Запах кипариса, и сандала, И увядших лет, и роз сухих. Не сама ли эту песнь слагала, Не сама ли повторяла стих Безнадежный. И, ремней сандалий Недостойный развязать твоих, Вижу крылья, ощущаю дали, Повторяю непонятный стих. Миг один. И косы золотые Растворятся в золоте зари. Но в ларце, где дремлют дни былые, Ты забудешь снова янтари. Поспешить свидание не смея, Буду долго, долго ждать, бледнея, Колдовать над розою сухой, И вдыхать запретные куренья, И мешать святое нетерпенье С медленной, покорною тоской.

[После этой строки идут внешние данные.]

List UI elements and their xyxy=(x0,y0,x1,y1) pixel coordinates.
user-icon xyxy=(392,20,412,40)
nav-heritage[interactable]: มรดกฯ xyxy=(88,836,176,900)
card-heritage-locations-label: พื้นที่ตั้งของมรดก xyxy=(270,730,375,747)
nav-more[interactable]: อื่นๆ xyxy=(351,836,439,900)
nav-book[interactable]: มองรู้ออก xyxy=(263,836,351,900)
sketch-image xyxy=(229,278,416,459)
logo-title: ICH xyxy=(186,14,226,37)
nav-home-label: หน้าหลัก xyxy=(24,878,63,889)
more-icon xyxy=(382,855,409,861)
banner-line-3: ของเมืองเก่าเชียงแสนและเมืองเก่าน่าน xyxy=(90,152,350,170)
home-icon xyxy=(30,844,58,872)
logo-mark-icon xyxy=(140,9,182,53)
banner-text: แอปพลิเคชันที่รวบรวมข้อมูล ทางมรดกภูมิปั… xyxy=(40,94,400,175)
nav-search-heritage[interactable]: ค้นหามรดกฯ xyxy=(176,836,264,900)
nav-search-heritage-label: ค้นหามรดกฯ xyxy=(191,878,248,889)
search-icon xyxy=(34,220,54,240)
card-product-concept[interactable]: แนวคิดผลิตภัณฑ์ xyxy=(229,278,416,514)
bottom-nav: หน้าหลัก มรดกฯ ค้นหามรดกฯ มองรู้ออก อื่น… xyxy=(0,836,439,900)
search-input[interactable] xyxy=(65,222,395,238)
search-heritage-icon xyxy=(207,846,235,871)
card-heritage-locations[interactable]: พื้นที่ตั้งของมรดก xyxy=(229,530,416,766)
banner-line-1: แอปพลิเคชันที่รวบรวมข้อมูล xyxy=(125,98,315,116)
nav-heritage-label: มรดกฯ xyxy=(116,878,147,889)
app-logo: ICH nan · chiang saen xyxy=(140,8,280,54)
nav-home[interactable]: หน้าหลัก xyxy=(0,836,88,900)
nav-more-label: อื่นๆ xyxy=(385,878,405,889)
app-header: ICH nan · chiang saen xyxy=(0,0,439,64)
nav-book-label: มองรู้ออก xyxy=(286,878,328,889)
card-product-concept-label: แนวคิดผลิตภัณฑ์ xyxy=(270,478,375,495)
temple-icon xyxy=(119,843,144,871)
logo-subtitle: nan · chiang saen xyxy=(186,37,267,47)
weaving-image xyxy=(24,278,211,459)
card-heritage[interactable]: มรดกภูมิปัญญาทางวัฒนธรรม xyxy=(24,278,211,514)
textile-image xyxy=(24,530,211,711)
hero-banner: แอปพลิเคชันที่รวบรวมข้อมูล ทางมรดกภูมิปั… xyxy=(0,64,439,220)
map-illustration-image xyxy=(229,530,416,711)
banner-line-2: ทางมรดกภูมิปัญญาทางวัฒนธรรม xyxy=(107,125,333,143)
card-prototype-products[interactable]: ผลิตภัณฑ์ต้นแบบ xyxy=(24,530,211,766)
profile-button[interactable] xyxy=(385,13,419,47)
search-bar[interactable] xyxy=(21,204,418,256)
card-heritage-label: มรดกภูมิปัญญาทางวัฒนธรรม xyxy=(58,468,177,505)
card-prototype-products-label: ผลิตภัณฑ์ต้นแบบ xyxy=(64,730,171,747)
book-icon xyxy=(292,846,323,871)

Ты помнишь ли те полдни? Голоса Смолкали птиц, пахло древесиной, И падала смолистая слеза, Прозрачная, как стих Расина. Сжимали жадно цепкие плющи Стволы высоких кленов, тонких сосен, А в чаще пели скрытые ключи, И музыкою приближалась осень.
2
В зеленые каналы и пруды Глядели, не мигая, водяницы; Касались заколдованной воды Их неподвижные ресницы, Лазури древней ветхая печаль Дрожала в ясности полдневных звуков, И поглощала медленная даль Руины королевских акведуков.
3
По склону дымному в венке из мхов Оторопелый фавн бежал, хромая. Под аркою недвижных облаков Внизу дремал дворец Ноайя. И прославлял багряный гимн листвы Барочный герб на полукруглой башне, И замковые расплывались рвы, И с будущим сливался день вчерашний.
4
Войди со мной в тот храм, в ту тишину: Ты чувствуешь ли кленов колыханье И голубую дремную волну Неодолимого желанья? Где грань последняя, где роковой предел Земли, небес, и музыки, и тела?.. Ты помнишь ли, как полдень пламенел И в воздухе ты таяла и пела?
5
Безумием душа поражена И полнотой любви несовершенной И жертвенной. Сама собой пьяна, Она колеблет сон вселенной, До звезд встает и поражает плоть, Мгновениям дарует вечность. Безумствует, стремится побороть Богов убийственную быстротечность.
6
Как будто власть имеет всё вернуть В счастливое довременное лоно И кругом сказочным навек замкнуть Холмы и башни Ментенона, И Франции улыбчивую сень, И лес из басен Лафонтена, И лета ускользающую тень, И запах смол, увядших роз и сена;
7
И сладострастья легковерный сон Средь августовской музыки багряной, Опаловый лучистый небосклон Над изумрудною поляной, – Как будто власть имеет превратить В гимн торжествующий земного постоянства Два сердца смертные, чтоб вечно жить Вне времени, вне чисел, вне пространства.
Примечания:
6
Это было видение того, что случилось почти тридцать лет спустя (в 1960 году) на Рижском взморье. (Прим. сост.).